- Après une nécrose des tissus faciaux, provoquée par une infection bactérienne, le visage Carme était défiguré.
- À l’hôpital Vall d’Hebron de Barcelone, elle a bénéficié d’une greffe de la partie centrale du visage à partir d’une personne euthanasiée qui a fait don de ses tissus faciaux.
- Toujours "en convalescence", la patiente déclare que sa vie "s’améliore" après cette opération aidant à "restaurer la fonction et la sensibilité".
"Je ne pouvais pas manger car ma bouche ne s’ouvrait pas, il me manquait la moitié du nez et je ne pouvais pas respirer correctement. Physiquement, c’était très pénible, je ne pouvais plus mener une vie normale", raconte Carme, au journal espagnol El Pais, dont le visage a été défiguré à cause d’une nécrose sévère liée à une infection bactérienne. Une lueur d’espoir est apparue quelques mois plus tôt. Pour restaurer son visage, une greffe de type I (à savoir la partie centrale du visage), "extrêmement complexe", est possible à l’hôpital Vall d’Hebron de Barcelone, qui a réalisé la première transplantation totale du visage au monde en 2010. Mais dans le cas de la patiente qui a perdu une partie de son maxillaire (l’os du visage qui forme le palais et une partie de l’orbite et du nez), la greffe de visage est réalisée, pour la première fois, à partir d’une donneuse euthanasiée. "Avant que la procédure d'aide médicale à mourir (AMM) ne soit mise en œuvre, la donneuse a non seulement décidé de faire don de ses organes et tissus, mais aussi de son visage."
"Une greffe de visage vise à restaurer la fonction et la sensibilité"
Selon l’établissement, le donneur et le receveur doivent être du même sexe et du groupe sanguin et présenter des mensurations crâniennes similaires. Dans un premier temps, une évaluation biologique est réalisée chez le donneur et le receveur. Ensuite, les professionnels de santé évaluent si le candidat à une greffe de visage remplit les critères de l'intervention, au-delà des seuls critères médicaux. Sa capacité d'adaptation, ses ressources, ses attentes et son adhésion au traitement sont évaluées. Ses antécédents psychiatriques, son soutien social et familial, ainsi que son état cognitif sont également pris en compte. "Une greffe de visage ne consiste pas seulement à greffer des tissus mous pour donner une apparence normale. Elle vise à restaurer la fonction et la sensibilité.
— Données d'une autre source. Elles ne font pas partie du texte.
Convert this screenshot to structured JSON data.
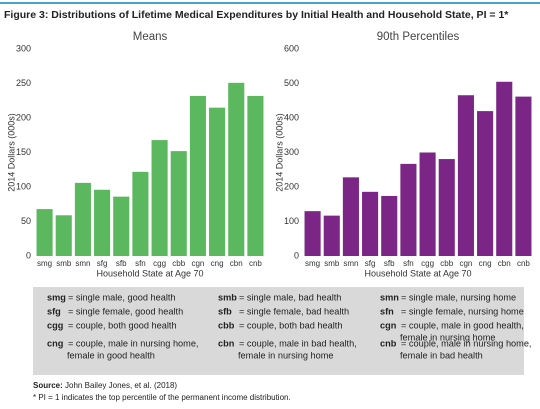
{
  "figure_title": "Figure 3: Distributions of Lifetime Medical Expenditures by Initial Health and Household State, PI = 1*",
  "chart_data": [
    {
      "type": "bar",
      "title": "Means",
      "x_label": "Household State at Age 70",
      "y_label": "2014 Dollars (000s)",
      "categories": [
        "smg",
        "smb",
        "smn",
        "sfg",
        "sfb",
        "sfn",
        "cgg",
        "cbb",
        "cgn",
        "cng",
        "cbn",
        "cnb"
      ],
      "values": [
        68,
        59,
        106,
        96,
        86,
        122,
        168,
        152,
        232,
        215,
        251,
        232
      ],
      "color": "#5cb85f",
      "ylim": [
        0,
        300
      ],
      "yticks": [
        0,
        50,
        100,
        150,
        200,
        250,
        300
      ]
    },
    {
      "type": "bar",
      "title": "90th Percentiles",
      "x_label": "Household State at Age 70",
      "y_label": "2014 Dollars (000s)",
      "categories": [
        "smg",
        "smb",
        "smn",
        "sfg",
        "sfb",
        "sfn",
        "cgg",
        "cbb",
        "cgn",
        "cng",
        "cbn",
        "cnb"
      ],
      "values": [
        130,
        117,
        228,
        186,
        174,
        267,
        300,
        281,
        466,
        420,
        505,
        462
      ],
      "color": "#7b2687",
      "ylim": [
        0,
        600
      ],
      "yticks": [
        0,
        100,
        200,
        300,
        400,
        500,
        600
      ]
    }
  ],
  "abbreviations": [
    {
      "code": "smg",
      "lines": [
        "= single male, good health"
      ]
    },
    {
      "code": "smb",
      "lines": [
        "= single male, bad health"
      ]
    },
    {
      "code": "smn",
      "lines": [
        "= single male, nursing home"
      ]
    },
    {
      "code": "sfg",
      "lines": [
        "= single female, good health"
      ]
    },
    {
      "code": "sfb",
      "lines": [
        "= single female, bad health"
      ]
    },
    {
      "code": "sfn",
      "lines": [
        "= single female, nursing home"
      ]
    },
    {
      "code": "cgg",
      "lines": [
        "= couple, both good health"
      ]
    },
    {
      "code": "cbb",
      "lines": [
        "= couple, both bad health"
      ]
    },
    {
      "code": "cgn",
      "lines": [
        "= couple, male in good health,",
        "female in nursing home"
      ]
    },
    {
      "code": "cng",
      "lines": [
        "= couple, male in nursing home,",
        "female in good health"
      ]
    },
    {
      "code": "cbn",
      "lines": [
        "= couple, male in bad health,",
        "female in nursing home"
      ]
    },
    {
      "code": "cnb",
      "lines": [
        "= couple, male in nursing home,",
        "female in bad health"
      ]
    }
  ],
  "source_label": "Source:",
  "source": "John Bailey Jones, et al. (2018)",
  "note": "* PI = 1 indicates the top percentile of the permanent income distribution."
}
Une greffe de visage insensible et inerte n'est rien de plus qu'un masque", a déclaré Joan-Pere Barret, chef du service de chirurgie plastique et des grands brûlés à Vall d'Hebron.
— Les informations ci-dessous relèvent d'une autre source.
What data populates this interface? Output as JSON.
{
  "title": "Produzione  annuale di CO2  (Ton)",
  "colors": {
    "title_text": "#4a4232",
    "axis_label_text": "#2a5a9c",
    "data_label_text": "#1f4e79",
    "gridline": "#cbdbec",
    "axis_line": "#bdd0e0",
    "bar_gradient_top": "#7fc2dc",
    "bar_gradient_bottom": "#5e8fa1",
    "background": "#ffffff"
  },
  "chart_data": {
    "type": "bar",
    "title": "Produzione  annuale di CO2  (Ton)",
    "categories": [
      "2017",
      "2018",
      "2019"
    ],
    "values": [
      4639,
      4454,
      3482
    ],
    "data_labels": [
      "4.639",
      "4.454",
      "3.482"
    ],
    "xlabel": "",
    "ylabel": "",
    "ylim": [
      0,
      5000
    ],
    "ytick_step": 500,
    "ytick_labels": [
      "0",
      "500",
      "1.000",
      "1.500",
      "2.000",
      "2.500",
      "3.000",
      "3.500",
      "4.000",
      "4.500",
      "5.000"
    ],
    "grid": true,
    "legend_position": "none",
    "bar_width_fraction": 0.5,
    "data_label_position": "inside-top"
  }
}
Pour l’intervention chirurgicale, reposant sur des techniques microchirurgicales vasculaires et nerveuses tant pour l'extraction que pour l'implantation, l'équipe a pu élaborer des recommandations personnalisées avec une planification 3D pour le receveur et le donneur. "Nous avons pu nous entretenir avec les ingénieurs et, grâce à des modélisations logicielles, planifier les meilleures options de reconstruction des structures osseuses afin d'obtenir une fonction optimale", a ajouté Joan-Pere Barret. D’après l’hôpital, l’opération, mobilisant une centaine de professionnels de diverses disciplines médicales, durent 15 à 24 heures.
Greffe du visage : "Dans un an, je pense que je serai complètement guérie, ce sera formidable"
Après la greffe qui "s’est très bien déroulée", la patiente a été hospitalisée pendant un mois, d'abord en réanimation des grands brûlés, puis en traumatologie. Durant son séjour, son traitement immunosuppresseur est surveillé et les complications potentielles, telles que les infections, sont prises en charge. La rééducation faciale débute dès que possible afin d'intégrer la mobilité aux muscles greffés et de restaurer progressivement des fonctions comme la mastication, la gestuelle et la parole. Un soutien psychologique est également proposé pour aider la patiente à accepter les changements de son image corporelle et les effets de la chirurgie et des médicaments.
Interrogé par le journal El Pais, Carme indique être "encore en convalescence. Ma vie s'améliore : je peux parler, je recommence à manger, je retrouve des sensations dans la zone greffée, je peux boire, prendre un café. Je n'ai plus d'appréhension à sortir et je peux mener une vie normale. Dans un an, je pense que je serai complètement guérie, ce sera formidable." Néanmoins, certaines études, citées par El Pais, suggèrent que la transplantation faciale pourrait présenter des risques à long terme.